Strip off this fond and false
identity!
Byron
Rapt in the fond forgetfulness of life,
Neuha, the South Sea girl, was all a wife,
With no distracting world to call her off
From Love; with no Society to scoff
At the new transient flame; no babbling crowd
Of coxcombry in admiration loud,
Or with adulterous whisper to alloy
Her duty, and her glory, and her joy:
With faith and feelings naked as her form, 340
She stood as stands a rainbow in a storm,
Changing its hues with bright variety,
But still expanding lovelier o'er the sky,
Howe'er its arch may swell, its colours move,
The cloud-compelling harbinger of Love.
XV.
Here, in this grotto of the wave-worn shore,
They passed the Tropic's red meridian o'er;
Nor long the hours--they never paused o'er time,
Unbroken by the clock's funereal chime,[391]
Which deals the daily pittance of our span, 350
And points and mocks with iron laugh at man. [fn]
What deemed they of the future or the past?
The present, like a tyrant, held them fast:
Their hour-glass was the sea-sand, and the tide,
Like her smooth billow, saw their moments glide
Their clock the Sun, in his unbounded tower
They reckoned not, whose day was but an hour;
The nightingale, their only vesper-bell,
Sung sweetly to the rose the day's farewell;[392]
The broad Sun set, but not with lingering sweep, 360
As in the North he mellows o'er the deep;
But fiery, full, and fierce, as if he left
The World for ever, earth of light bereft,
Plunged with red forehead down along the wave,
As dives a hero headlong to his grave.
Then rose they, looking first along the skies,
And then for light into each other's eyes,
Wondering that Summer showed so brief a sun,
And asking if indeed the day were done.
XVI.
And let not this seem strange: the devotee 370
Lives not in earth, but in his ecstasy;
Around him days and worlds are heedless driven,
His Soul is gone before his dust to Heaven.
Is Love less potent? No--his path is trod,
Alike uplifted gloriously to God;
Or linked to all we know of Heaven below,
The other better self, whose joy or woe
Is more than ours; the all-absorbing flame
Which, kindled by another, grows the same,[fo]
Wrapt in one blaze; the pure, yet funeral pile, 380
Where gentle hearts, like Bramins, sit and smile.
How often we forget all time, when lone,
Admiring Nature's universal throne,
Her woods--her wilds--her waters--the intense
Reply of _hers_ to our intelligence!
Live not the Stars and Mountains? Are the Waves
Without a spirit?

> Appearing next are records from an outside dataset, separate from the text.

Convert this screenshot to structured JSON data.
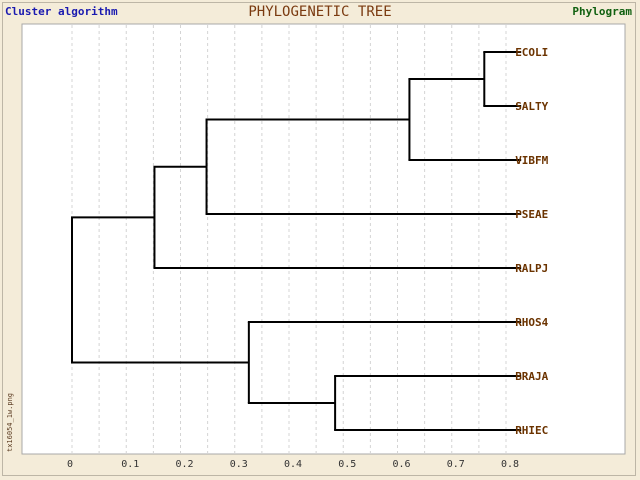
{
  "header": {
    "left_label": "Cluster algorithm",
    "title": "PHYLOGENETIC TREE",
    "right_label": "Phylogram"
  },
  "side_label": "tx16054_1w.png",
  "axis": {
    "min": 0,
    "max": 0.85,
    "ticks": [
      {
        "value": 0,
        "label": "0"
      },
      {
        "value": 0.1,
        "label": "0.1"
      },
      {
        "value": 0.2,
        "label": "0.2"
      },
      {
        "value": 0.3,
        "label": "0.3"
      },
      {
        "value": 0.4,
        "label": "0.4"
      },
      {
        "value": 0.5,
        "label": "0.5"
      },
      {
        "value": 0.6,
        "label": "0.6"
      },
      {
        "value": 0.7,
        "label": "0.7"
      },
      {
        "value": 0.8,
        "label": "0.8"
      }
    ],
    "grid": true
  },
  "colors": {
    "label": "#6b3300",
    "branch": "#000000",
    "grid": "#d4d4d4",
    "tick_label": "#333333"
  },
  "tree": {
    "height": 0.0,
    "children": [
      {
        "height": 0.152,
        "children": [
          {
            "height": 0.248,
            "children": [
              {
                "height": 0.622,
                "children": [
                  {
                    "height": 0.76,
                    "children": [
                      {
                        "name": "ECOLI",
                        "height": 0.828
                      },
                      {
                        "name": "SALTY",
                        "height": 0.828
                      }
                    ]
                  },
                  {
                    "name": "VIBFM",
                    "height": 0.828
                  }
                ]
              },
              {
                "name": "PSEAE",
                "height": 0.828
              }
            ]
          },
          {
            "name": "RALPJ",
            "height": 0.828
          }
        ]
      },
      {
        "height": 0.326,
        "children": [
          {
            "name": "RHOS4",
            "height": 0.828
          },
          {
            "height": 0.485,
            "children": [
              {
                "name": "BRAJA",
                "height": 0.828
              },
              {
                "name": "RHIEC",
                "height": 0.828
              }
            ]
          }
        ]
      }
    ]
  }
}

Are the dropping caves
Without a feeling in their silent tears? [393]
No, no;--they woo and clasp us to their spheres,
Dissolve this clog and clod of clay before 390
Its hour, and merge our soul in the great shore.
Strip off this fond and false identity! --
Who thinks of self when gazing on the sky?

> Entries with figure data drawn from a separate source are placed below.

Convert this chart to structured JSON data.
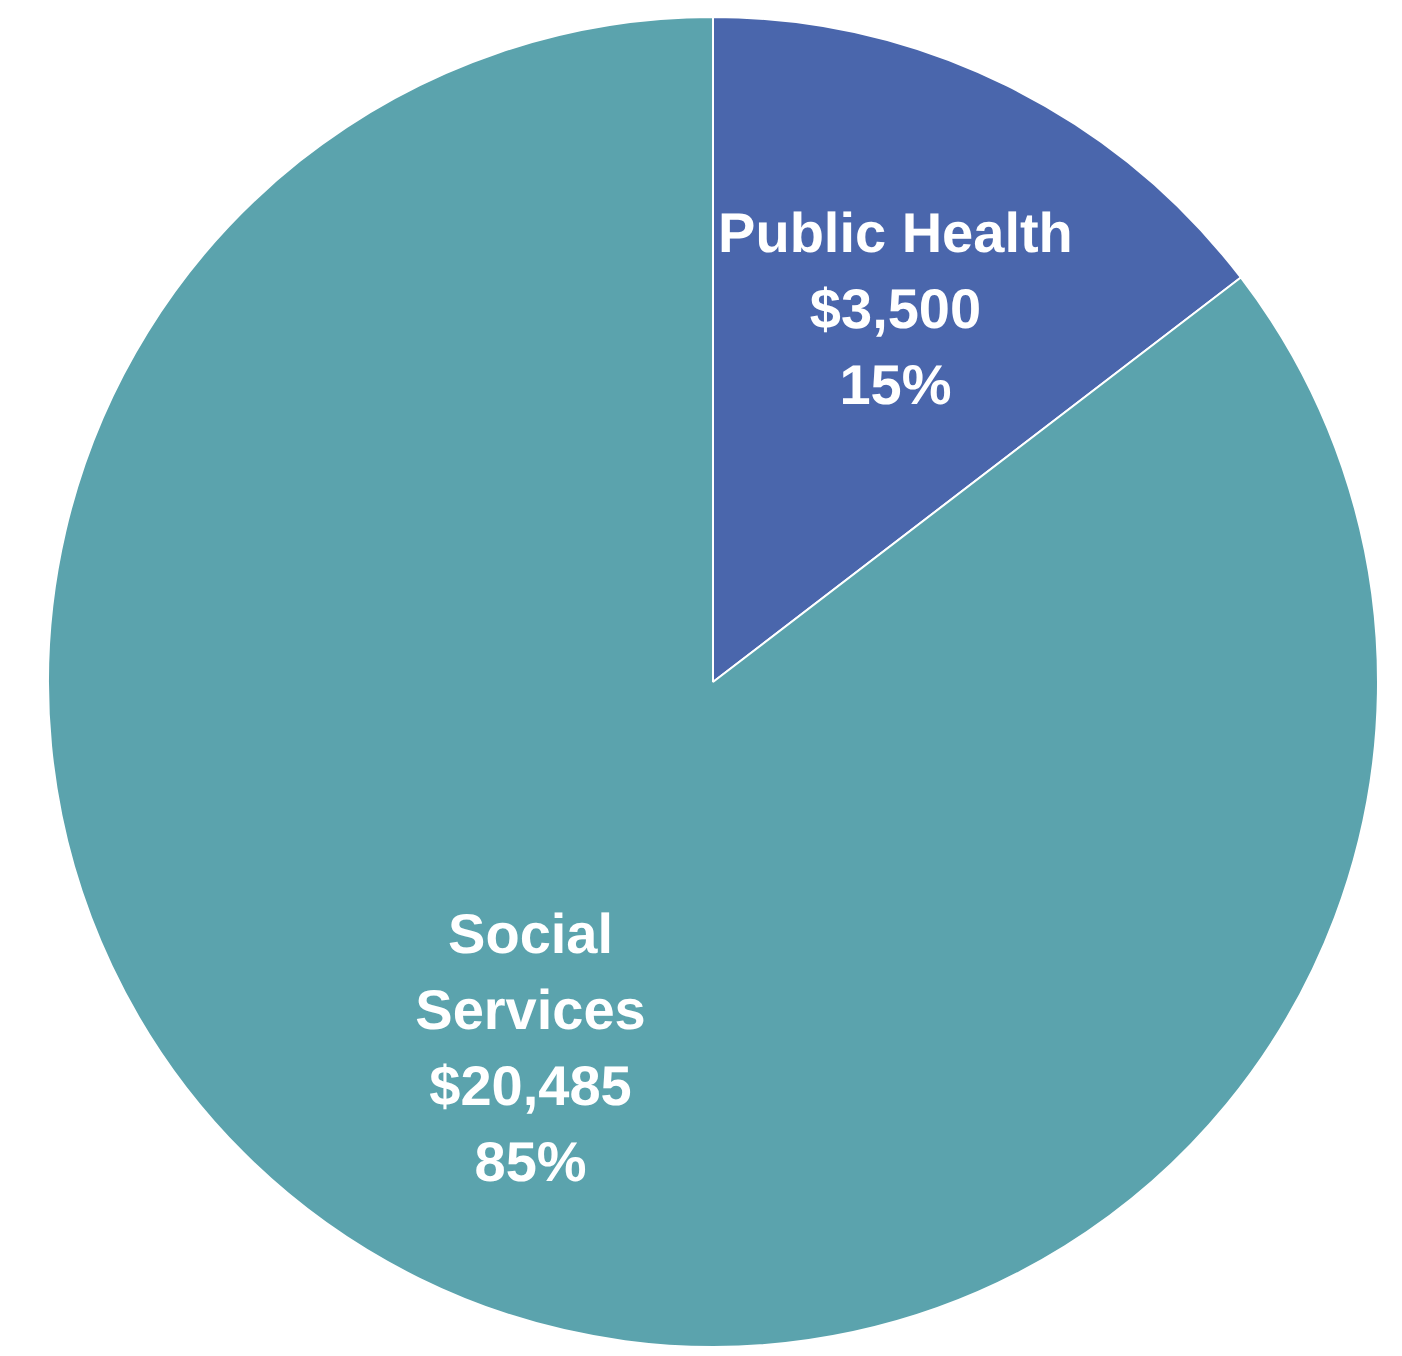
{
  "chart_data": {
    "type": "pie",
    "categories": [
      "Public Health",
      "Social Services"
    ],
    "values": [
      3500,
      20485
    ],
    "colors": [
      "#4a66ac",
      "#5ba3ad"
    ],
    "value_labels": [
      "$3,500\n15%",
      "$20,485\n85%"
    ],
    "legend": false
  }
}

And who, though gazing lower, ever thought,
In the young moments ere the heart is taught
Time's lesson, of Man's baseness or his own?
All Nature is his realm, and Love his throne.
XVII.
Neuha arose, and Torquil: Twilight's hour
Came sad and softly to their rocky bower,
Which, kindling by degrees its dewy spars, 400
Echoed their dim light to the mustering stars.
Slowly the pair, partaking Nature's calm,
Sought out their cottage, built beneath the palm;
Now smiling and now silent, as the scene;
Lovely as Love--the Spirit! --when serene.
The Ocean scarce spoke louder with his swell,
Than breathes his mimic murmurer in the shell,[394]
As, far divided from his parent deep,
The sea-born infant cries, and will not sleep,
Raising his little plaint in vain, to rave 410
For the broad bosom of his nursing wave:
The woods drooped darkly, as inclined to rest,
The tropic bird wheeled rockward to his nest,
And the blue sky spread round them like a lake
Of peace, where Piety her thirst might slake.
XVIII.
But through the palm and plantain, hark, a Voice!
Not such as would have been a lover's choice,
In such an hour, to break the air so still;
No dying night-breeze, harping o'er the hill,
Striking the strings of nature, rock and tree, 420
Those best and earliest lyres of Harmony,
With Echo for their chorus; nor the alarm
Of the loud war-whoop to dispel the charm;
Nor the soliloquy of the hermit owl,
Exhaling all his solitary soul,
The dim though large-eyed winged anchorite,
Who peals his dreary Paean o'er the night;
But a loud, long, and naval whistle, shrill
As ever started through a sea-bird's bill;
And then a pause, and then a hoarse "Hillo! 430
Torquil, my boy! what cheer? Ho! brother, ho!